After reviewing the data, here are the three key tactics that helped me sell $17,272 and counting of Writing for Software Developers since May 12th.
- Hacker News launch. I posted "Show HN: Writing for Software Developers" at exactly 8 AM Central time. I immediately left a long comment including an excerpt from the book talking about HN.
- Show HN gave the post visibility and sticking power
- The initial comment gave people a reason to click on the comments section
- The sales page was created with the Hacker News audience in mind
- 6,359 clickthroughs to my website in 2 days
- Reached #2 spot, spent hours in top 3 of Show HN, still on Show HN top 10 the next day
- 150-200 copies sold
- Interview Subjects on Twitter. My book includes interviews with 11 people. Many of them posted on Twitter about the launch, either by retweeting my tweet or writing their own threads about the project.
- Jeff Atwood retweeted my announcement early on, which kickstarted the traffic
- Patrick McKenzie and Daniel Vassallo wrote their own twitter threads, each of which directly converted to sales remarkably quickly
- 76,601 impressions of the announcement tweet (pinned on my profile)

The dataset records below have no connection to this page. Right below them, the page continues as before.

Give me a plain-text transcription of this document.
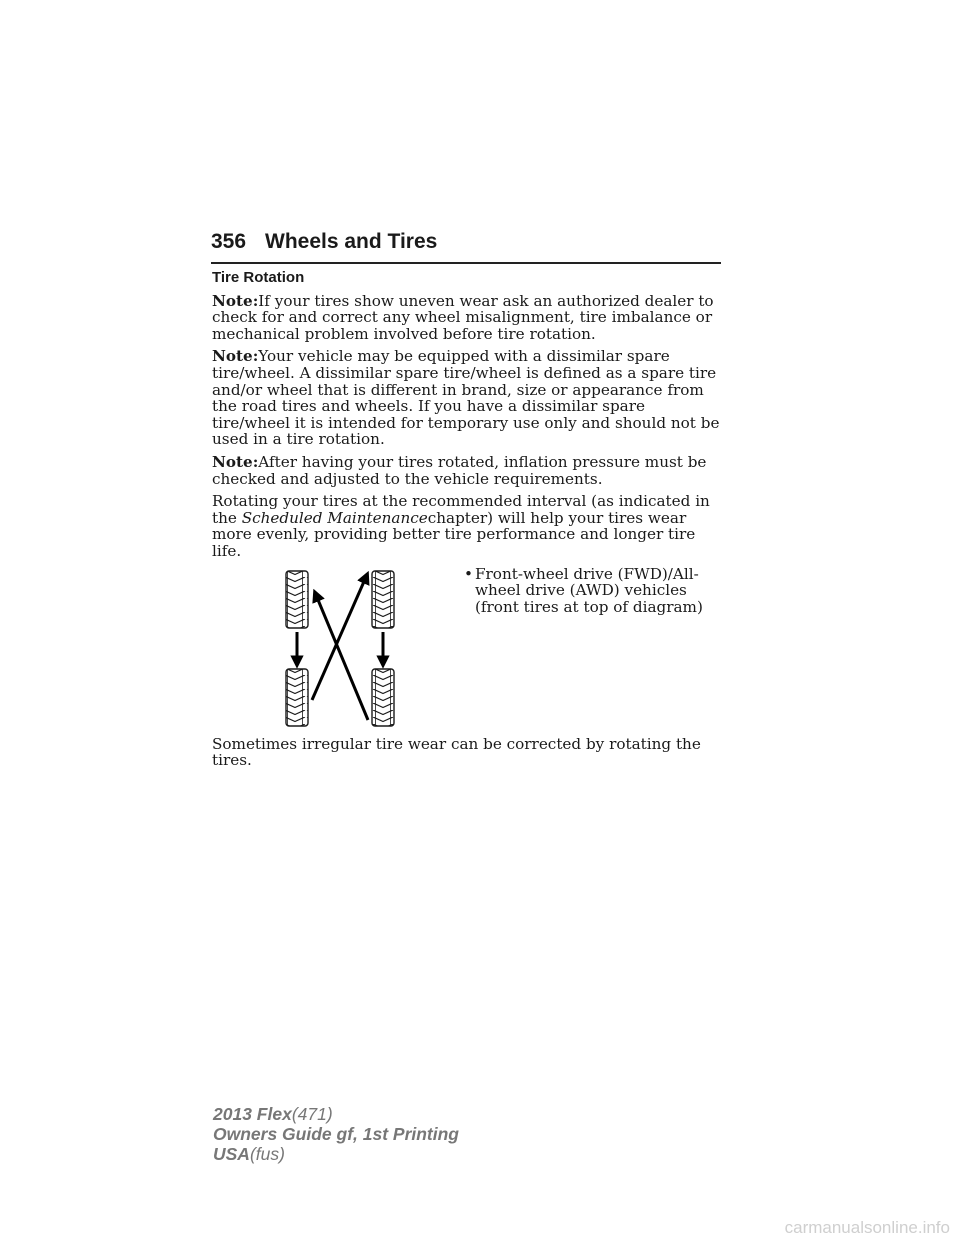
356 Wheels and Tires
Tire Rotation

Note:If your tires show uneven wear ask an authorized dealer to check for and correct any wheel misalignment, tire imbalance or mechanical problem involved before tire rotation.

Note:Your vehicle may be equipped with a dissimilar spare tire/wheel. A dissimilar spare tire/wheel is defined as a spare tire and/or wheel that is different in brand, size or appearance from the road tires and wheels. If you have a dissimilar spare tire/wheel it is intended for temporary use only and should not be used in a tire rotation.

Note:After having your tires rotated, inflation pressure must be checked and adjusted to the vehicle requirements.

Rotating your tires at the recommended interval (as indicated in the Scheduled Maintenancechapter) will help your tires wear more evenly, providing better tire performance and longer tire life.

• Front-wheel drive (FWD)/All-wheel drive (AWD) vehicles (front tires at top of diagram)

Sometimes irregular tire wear can be corrected by rotating the tires.

2013 Flex(471)
Owners Guide gf, 1st Printing
USA(fus)
carmanualsonline.info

- 2,423 clicks through to the sales page
- ~500 new followers
- 100-150 copies sold
- Individual emails. Over the past couple of years, I have built up a small network within the software development and technical content world. I sent dozens of personalized emails and messages telling people that the book was available.
- Multiple twitter posts and congratulatory emails
- ~20 copies sold
I'm working on a more extensive writeup for my blog. Until then, if you haven't already, check out https://philipkiely.com/wfsd. I'll also be posting a video walkthrough of my analytics soon on my twitter account https://twitter.com/philip_kiely.
Bonus: three things that didn't work.
- Product Hunt. I launched at the same time on PH as Hacker News, but gathered only 9 upvotes, yielding basically no traffic
- LinkedIn. I have about 650 connections and am fairly active, but my post yielded very little traffic.